刘大力坚定地看了眼大郎二郎,回到原地,跪下来。
日头渐渐升高……
刘家人不管院子里跪下的人,自顾自的做饭的做饭,绣花的绣花,读书写字的读书写字……
直到晚上,刘老爷子走出房门,准备吃晚饭,看着门口跪着的刘大力,似乎才看到似的,惊讶的问,“大力啊,你这是干啥?”
刘大力抬起头,满脸的胡茬子,双眼血红,似乎一夜之间,苍老了许多,看上去比他的爹都要老。张了张嘴,轻声说,“爹……大郎二郎……”
刘老爷子甩甩手,面色淡然的表示知道了,走过去,安慰似的拍拍他的肩膀,“没事,你还年轻,孩子还会再有的。
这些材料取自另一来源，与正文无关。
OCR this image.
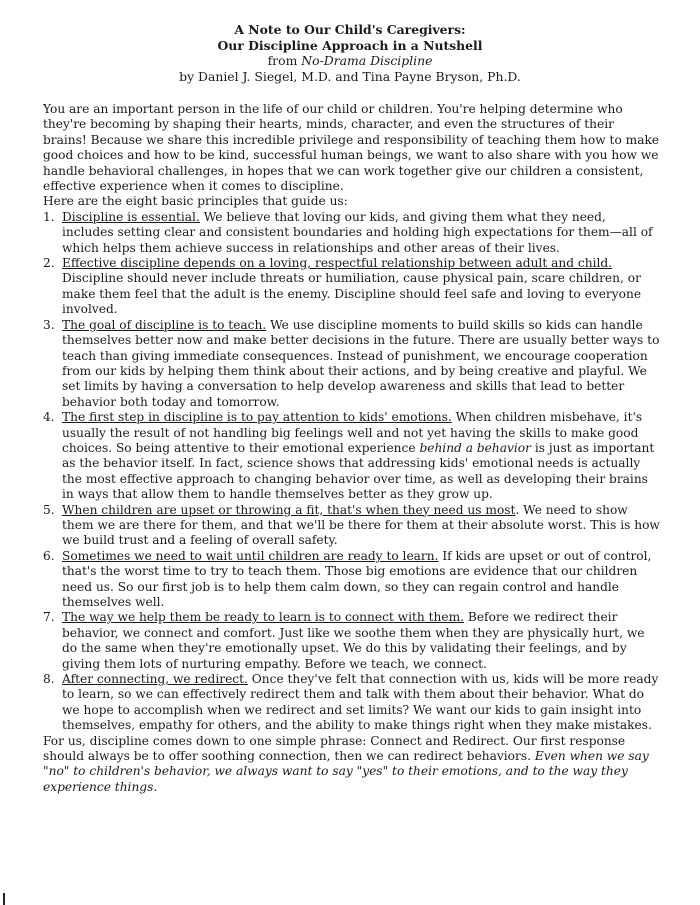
A Note to Our Child's Caregivers:
Our Discipline Approach in a Nutshell
from No-Drama Discipline
by Daniel J. Siegel, M.D. and Tina Payne Bryson, Ph.D.

You are an important person in the life of our child or children. You're helping determine who they're becoming by shaping their hearts, minds, character, and even the structures of their brains! Because we share this incredible privilege and responsibility of teaching them how to make good choices and how to be kind, successful human beings, we want to also share with you how we handle behavioral challenges, in hopes that we can work together give our children a consistent, effective experience when it comes to discipline.

Here are the eight basic principles that guide us:

1. Discipline is essential. We believe that loving our kids, and giving them what they need, includes setting clear and consistent boundaries and holding high expectations for them—all of which helps them achieve success in relationships and other areas of their lives.
2. Effective discipline depends on a loving, respectful relationship between adult and child. Discipline should never include threats or humiliation, cause physical pain, scare children, or make them feel that the adult is the enemy. Discipline should feel safe and loving to everyone involved.
3. The goal of discipline is to teach. We use discipline moments to build skills so kids can handle themselves better now and make better decisions in the future. There are usually better ways to teach than giving immediate consequences. Instead of punishment, we encourage cooperation from our kids by helping them think about their actions, and by being creative and playful. We set limits by having a conversation to help develop awareness and skills that lead to better behavior both today and tomorrow.
4. The first step in discipline is to pay attention to kids' emotions. When children misbehave, it's usually the result of not handling big feelings well and not yet having the skills to make good choices. So being attentive to their emotional experience behind a behavior is just as important as the behavior itself. In fact, science shows that addressing kids' emotional needs is actually the most effective approach to changing behavior over time, as well as developing their brains in ways that allow them to handle themselves better as they grow up.
5. When children are upset or throwing a fit, that's when they need us most. We need to show them we are there for them, and that we'll be there for them at their absolute worst. This is how we build trust and a feeling of overall safety.
6. Sometimes we need to wait until children are ready to learn. If kids are upset or out of control, that's the worst time to try to teach them. Those big emotions are evidence that our children need us. So our first job is to help them calm down, so they can regain control and handle themselves well.
7. The way we help them be ready to learn is to connect with them. Before we redirect their behavior, we connect and comfort. Just like we soothe them when they are physically hurt, we do the same when they're emotionally upset. We do this by validating their feelings, and by giving them lots of nurturing empathy. Before we teach, we connect.
8. After connecting, we redirect. Once they've felt that connection with us, kids will be more ready to learn, so we can effectively redirect them and talk with them about their behavior. What do we hope to accomplish when we redirect and set limits? We want our kids to gain insight into themselves, empathy for others, and the ability to make things right when they make mistakes.

For us, discipline comes down to one simple phrase: Connect and Redirect. Our first response should always be to offer soothing connection, then we can redirect behaviors. Even when we say "no" to children's behavior, we always want to say "yes" to their emotions, and to the way they experience things.
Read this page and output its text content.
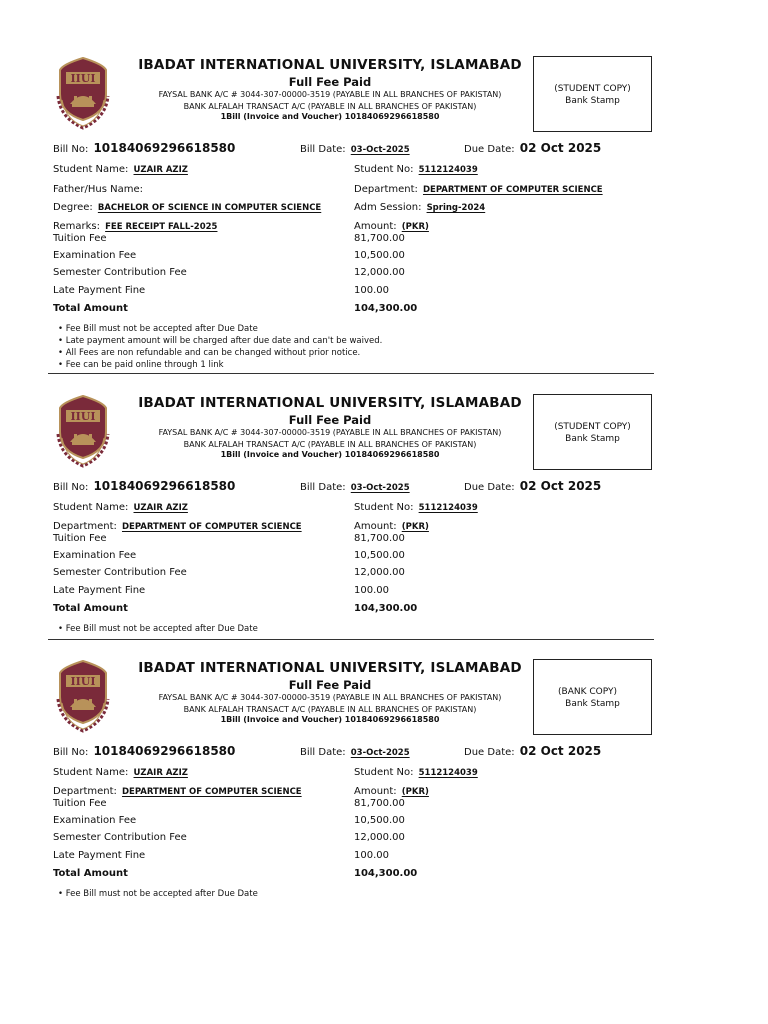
IIUI
IBADAT INTERNATIONAL UNIVERSITY, ISLAMABAD
Full Fee Paid
FAYSAL BANK A/C # 3044-307-00000-3519 (PAYABLE IN ALL BRANCHES OF PAKISTAN)
BANK ALFALAH TRANSACT A/C (PAYABLE IN ALL BRANCHES OF PAKISTAN)
1Bill (Invoice and Voucher) 10184069296618580
(STUDENT COPY)
Bank Stamp
Bill No: 10184069296618580	Bill Date: 03-Oct-2025	Due Date: 02 Oct 2025
Student Name: UZAIR AZIZ	Student No: 5112124039
Father/Hus Name:	Department: DEPARTMENT OF COMPUTER SCIENCE
Degree: BACHELOR OF SCIENCE IN COMPUTER SCIENCE	Adm Session: Spring-2024
Remarks: FEE RECEIPT FALL-2025	Amount: (PKR)
Tuition Fee	81,700.00
Examination Fee	10,500.00
Semester Contribution Fee	12,000.00
Late Payment Fine	100.00
Total Amount	104,300.00
• Fee Bill must not be accepted after Due Date
• Late payment amount will be charged after due date and can't be waived.
• All Fees are non refundable and can be changed without prior notice.
• Fee can be paid online through 1 link
IIUI
IBADAT INTERNATIONAL UNIVERSITY, ISLAMABAD
Full Fee Paid
FAYSAL BANK A/C # 3044-307-00000-3519 (PAYABLE IN ALL BRANCHES OF PAKISTAN)
BANK ALFALAH TRANSACT A/C (PAYABLE IN ALL BRANCHES OF PAKISTAN)
1Bill (Invoice and Voucher) 10184069296618580
(STUDENT COPY)
Bank Stamp
Bill No: 10184069296618580	Bill Date: 03-Oct-2025	Due Date: 02 Oct 2025
Student Name: UZAIR AZIZ	Student No: 5112124039
Department: DEPARTMENT OF COMPUTER SCIENCE	Amount: (PKR)
Tuition Fee	81,700.00
Examination Fee	10,500.00
Semester Contribution Fee	12,000.00
Late Payment Fine	100.00
Total Amount	104,300.00
• Fee Bill must not be accepted after Due Date
IIUI
IBADAT INTERNATIONAL UNIVERSITY, ISLAMABAD
Full Fee Paid
FAYSAL BANK A/C # 3044-307-00000-3519 (PAYABLE IN ALL BRANCHES OF PAKISTAN)
BANK ALFALAH TRANSACT A/C (PAYABLE IN ALL BRANCHES OF PAKISTAN)
1Bill (Invoice and Voucher) 10184069296618580
(BANK COPY)
Bank Stamp
Bill No: 10184069296618580	Bill Date: 03-Oct-2025	Due Date: 02 Oct 2025
Student Name: UZAIR AZIZ	Student No: 5112124039
Department: DEPARTMENT OF COMPUTER SCIENCE	Amount: (PKR)
Tuition Fee	81,700.00
Examination Fee	10,500.00
Semester Contribution Fee	12,000.00
Late Payment Fine	100.00
Total Amount	104,300.00
• Fee Bill must not be accepted after Due Date
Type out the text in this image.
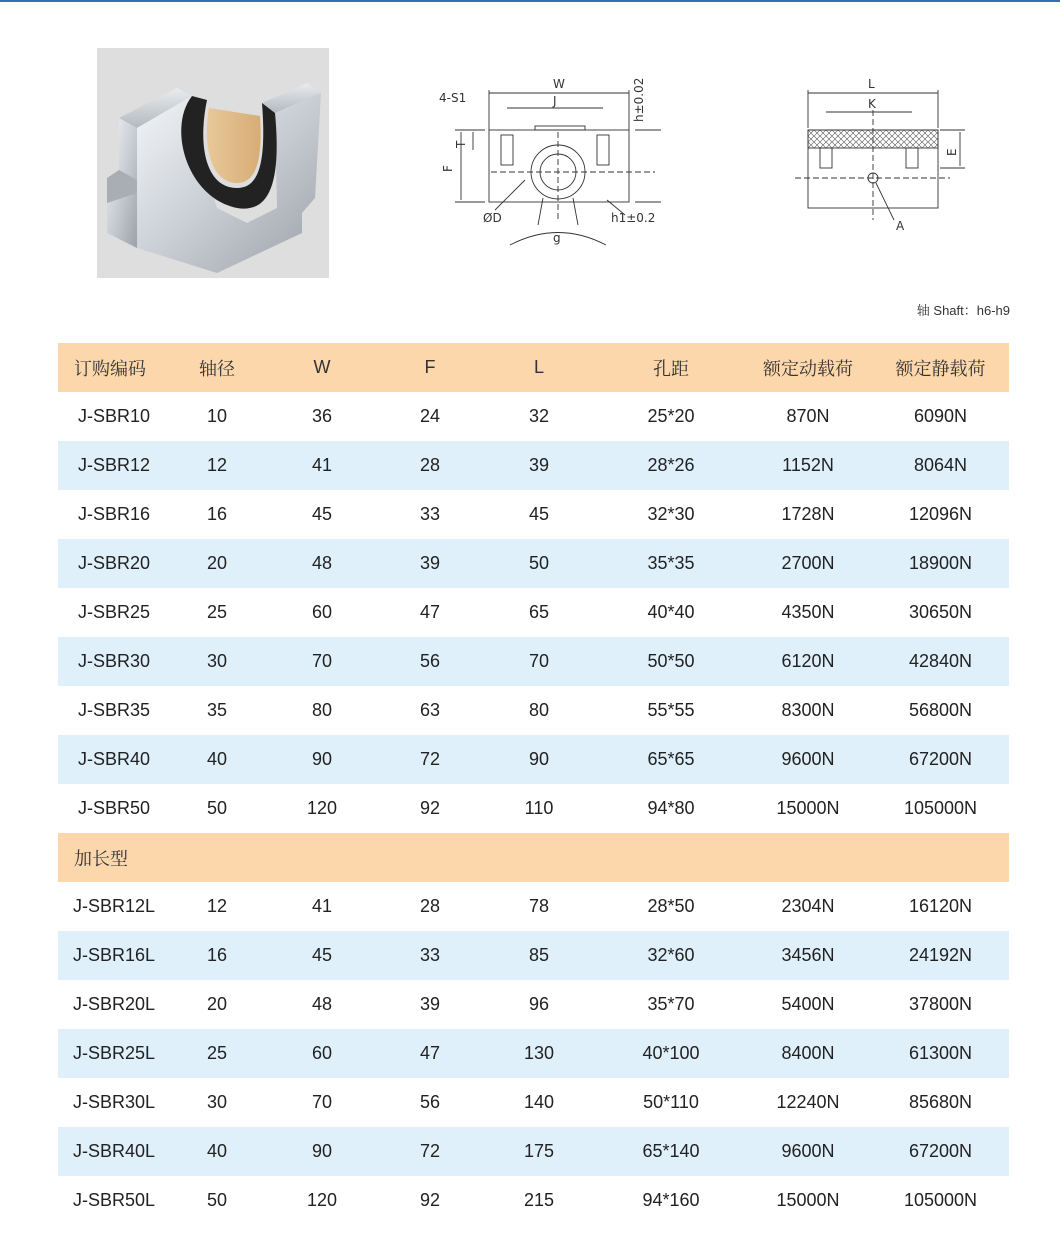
4-S1
W
J	h±0.02
T
F
ØD	h1±0.2
g
L
K
E
A
轴 Shaft：h6-h9
订购编码	轴径	W	F	L	孔距	额定动载荷	额定静载荷
J-SBR10	10	36	24	32	25*20	870N	6090N
J-SBR12	12	41	28	39	28*26	1152N	8064N
J-SBR16	16	45	33	45	32*30	1728N	12096N
J-SBR20	20	48	39	50	35*35	2700N	18900N
J-SBR25	25	60	47	65	40*40	4350N	30650N
J-SBR30	30	70	56	70	50*50	6120N	42840N
J-SBR35	35	80	63	80	55*55	8300N	56800N
J-SBR40	40	90	72	90	65*65	9600N	67200N
J-SBR50	50	120	92	110	94*80	15000N	105000N
加长型							
J-SBR12L	12	41	28	78	28*50	2304N	16120N
J-SBR16L	16	45	33	85	32*60	3456N	24192N
J-SBR20L	20	48	39	96	35*70	5400N	37800N
J-SBR25L	25	60	47	130	40*100	8400N	61300N
J-SBR30L	30	70	56	140	50*110	12240N	85680N
J-SBR40L	40	90	72	175	65*140	9600N	67200N
J-SBR50L	50	120	92	215	94*160	15000N	105000N
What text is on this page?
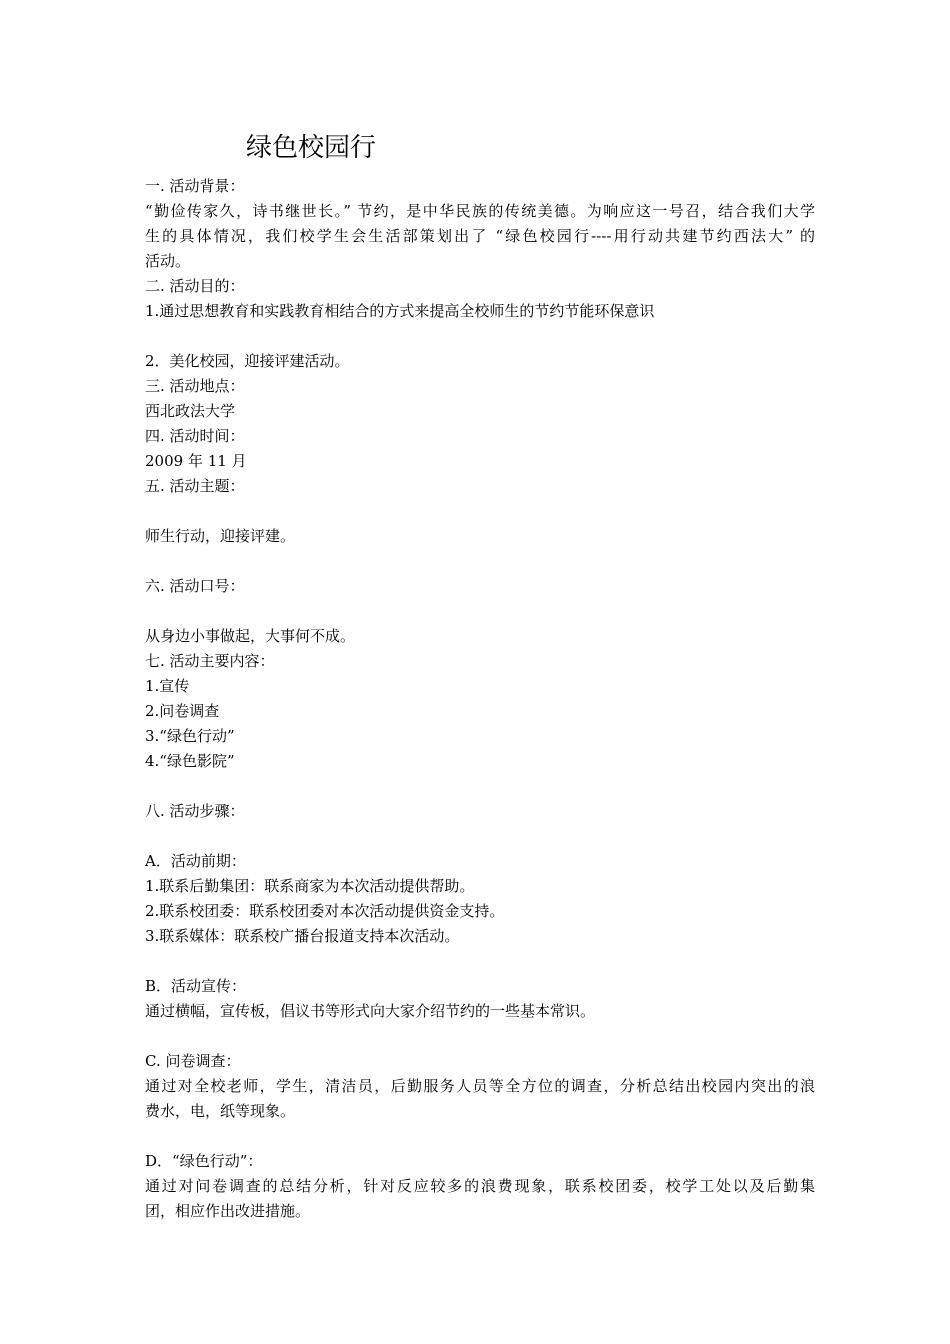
绿色校园行
一. 活动背景：
“勤俭传家久，诗书继世长。” 节约，是中华民族的传统美德。为响应这一号召，结合我们大学
生的具体情况，我们校学生会生活部策划出了 “绿色校园行----用行动共建节约西法大” 的
活动。
二. 活动目的：
1.通过思想教育和实践教育相结合的方式来提高全校师生的节约节能环保意识
2．美化校园，迎接评建活动。
三. 活动地点：
西北政法大学
四. 活动时间：
2009 年 11 月
五. 活动主题：
师生行动，迎接评建。
六. 活动口号：
从身边小事做起，大事何不成。
七. 活动主要内容：
1.宣传
2.问卷调查
3.“绿色行动”
4.“绿色影院”
八. 活动步骤：
A．活动前期：
1.联系后勤集团：联系商家为本次活动提供帮助。
2.联系校团委：联系校团委对本次活动提供资金支持。
3.联系媒体：联系校广播台报道支持本次活动。
B．活动宣传：
通过横幅，宣传板，倡议书等形式向大家介绍节约的一些基本常识。
C. 问卷调查：
通过对全校老师，学生，清洁员，后勤服务人员等全方位的调查，分析总结出校园内突出的浪
费水，电，纸等现象。
D．“绿色行动”：
通过对问卷调查的总结分析，针对反应较多的浪费现象，联系校团委，校学工处以及后勤集
团，相应作出改进措施。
”
刘大力苦笑,见刘老爷子不想说下去了,干脆挑破,“爹,我想给他俩准备口棺材,这俩孩子活着的时候,我给让他们过上好日子,死的时候我希望他们能有个好点的住处。”
刘老爷子静默了一会儿,叹了口气,“大力啊,你要知道,永福要去考试了,咱家里都没有银子给他考试用了,哪来的银子,这样吧,你屋里不是空出来草席吗,就用那个吧!”
刘大力吃惊的睁大眼睛,不敢置信,“爹!”
刘老爷子不管不顾的走了,摆摆手,示意别说了。
刘大力不知该怎么表达现在自己的心情,那草席是空出来的吗,是破的不能再破了,才换掉的,过了许久,才慢吞吞的爬起来,揉着膝盖站起来。
回到屋里,刘大力不知道该怎么对沉默的柳氏说,柳氏没有表现的不服气,激动等等,很是平和的接受了,静静地给两个儿子换上了补丁最少的一套衣服,不过因为都太破了,所以最好的一件也是补丁落补丁罢了。
刘微微躺在炕头上看着大郎二郎苍白的脸,不明白这个世道为什么这么不公,明明他们一家人除了包子性格扶不上墙以外,都还算是不错的啊!为什么他们小小年纪就去世了呢?心里一酸,眼泪控制不住的划过脸庞。
柳氏看着微微脸上的泪水,一愣,轻轻地抹掉她的泪水,自问自答,“微微也在心疼哥哥们吗?不怕,娘会给他们报仇的!”
刘微微疑惑的看着她,不明白她是什么意思。
因为没有银两买棺木,也不用招待村民,所以很快的就收拾好了,刘大力推着木轮车,车上躺着大郎二郎还放着他们的衣物等等,柳氏抱着包的像个球一样的刘微微走在后头。
走了一会儿,在不远的山坡上,刘大力挑了个地方,看着大郎二郎喃喃道,“大郎二郎,这里离我们家不远,你们在这一眼就能看到我们,不要怕,爹娘还有微微一直都会陪着你们。”
这里山依偎着水,水映照着山,静静地和谐,淡淡的孤寂。站在这里抬眼望去,就可以看得到不远处的村庄高高低低错落交织,绿树掩映的山村民居。